Yöntemin kurucusu Moreno, en küçük sosyal birimi tek bir birey değil de sosyal atom olarak tanımlamıştır. Sosyal atom, kişinin merkezinde kendisinin olduğu en yakın ilişkilerinden oluşan bir halkadır. Yenidoğan bebeğin annesiyle kurduğu ilişkiyi örnek olarak gösterebiliriz. İnsanın sosyal atomunda yakın ilişkilerinin bulunması ruhsal sağlığı açısından çok önem taşımaktadır. Burada kast edilen insanın etrafındaki kalabalık değildir. Etrafımız kalabalık olabilir ama yakın temasımız yok ise yalnız ve boşlukta hissederiz. Bir alkol bağımlısını düşünelim, zamanla bağımlı olduğu alkolden başka sosyal atomunda kimse kalmamıştır. Tedavi süresince biz alkolü kesmesini önerdiğimizde hastamızın en çok zorlandığı şeylerden birisi de henüz ilişki tamirleri de olmadığı için ‘‘boşluk hissi’’ dir. İlaçlarla ya da bireysel görüşmelerle anlaşılması ve onarımı için adımlar atılması çok zor olan ‘’boşluk hissi’’ ni, gruplarımızda sosyal atom çalışmalarıyla ele aldık. Bu çalışmalar yıllar sonra da hastalarımızın en çok hatırladığı ve zaman zaman kendi sosyal atomlarına baktıklarını vurguladıkları çalışmalar oldu.

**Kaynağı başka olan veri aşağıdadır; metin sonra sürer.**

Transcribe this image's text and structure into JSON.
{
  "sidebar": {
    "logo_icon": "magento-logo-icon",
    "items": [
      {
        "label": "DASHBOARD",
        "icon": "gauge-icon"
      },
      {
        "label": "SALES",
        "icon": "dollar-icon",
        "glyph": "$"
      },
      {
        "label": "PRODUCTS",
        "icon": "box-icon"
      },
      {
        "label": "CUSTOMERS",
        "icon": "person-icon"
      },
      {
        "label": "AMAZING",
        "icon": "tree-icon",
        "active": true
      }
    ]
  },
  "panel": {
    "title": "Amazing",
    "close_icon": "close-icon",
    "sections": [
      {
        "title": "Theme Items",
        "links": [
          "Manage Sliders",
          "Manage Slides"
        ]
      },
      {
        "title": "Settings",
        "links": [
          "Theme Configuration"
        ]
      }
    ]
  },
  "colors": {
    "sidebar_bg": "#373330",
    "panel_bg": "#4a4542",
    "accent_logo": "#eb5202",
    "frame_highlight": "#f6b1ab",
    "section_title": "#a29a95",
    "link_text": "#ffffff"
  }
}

Psikodrama eylemle çalışan bir yöntem. Dolayısıyla canlandırma çok önemli. Nasıl çalışılıyor? Örneğin bir grup üyemiz sınav anındaki heyecanı ve sınava konsantre olamamaktan rahatsız. Bu durumu düzeltmek istiyor. Grup odamızda belirlediğimiz bir alanı sahne olarak kullanıyor ve sahnede canlandırmalarımız gerçekleştiriyoruz. Bu durumda grup üyemiz sınav anındaki gibi sahneyi düzenliyor. Üyemiz artık sahnede, sınav anında ve sınav saatinde. Durum görünür olduktan sonra psikodrama teknikleri kullanarak ve üyemizin yeni deneyimleri bu sahnede yaşamasını sağlayarak canlandırmaya devam ediyoruz ta ki üyemizin kaygısı azalıp konsantre olana kadar. Canlandırma sonrası benzer durumları yaşayan grup üyelerimizin paylaşımlarını alıyoruz. Canlandırmada role seçilen bir grup üyemiz varsa ondan da rolden yaşadıklarını dinliyoruz.
Psikodrama yöntemiyle yönettiğimiz gruplar;
- 11 yıl boyunca devam eden, ekiple yönettiğimiz tüm bağımlılara yönelik(alkol, madde, kumar), bağımlılıkta remisyonda(iyileşme, kullanmama hali) kalmayı amaçlayan psikodrama grupları
-Alkol ve davranışsal bağımlılıklar grupları
-Madde Grupları
-6 aydan uzun süredir remisyonda(iyileşme halinde, kullanmayan) olan hasta grupları
- 3 yıldır devam eden Uzm. Dr. Ayşe Gürkan ve Psik. Özlem Demirci ile yönettiğimiz sınav kaygısını azaltmaya yönelik psikodrama grupları
- Geçen eğitim yılı boyunca devam eden, Uzm. Dr. Ayşe Gürkan ve Psk. Özlem Demirci ile yönettiğimiz, bir ilköğretim okulundaki 2. Sınıf annelerinin çocuklarını anlamasına yönelik psikodrama grupları
Tüm bu gruplarımızda amaçlara her üye kendi yolu doğrultusunda ulaştı. Herhangi bir poliklinik görüşmesi ya da konuşmayla elde edilemeyecek hızda üyelerimizin yaşamlarında değişiklik oldu. En önemlisi ise her zaman keyifle neşe içinde çalışmamız oldu.
*Gruplarımız için Umut Psikodrama Enstütüsü’ nden süpervizyon alındı.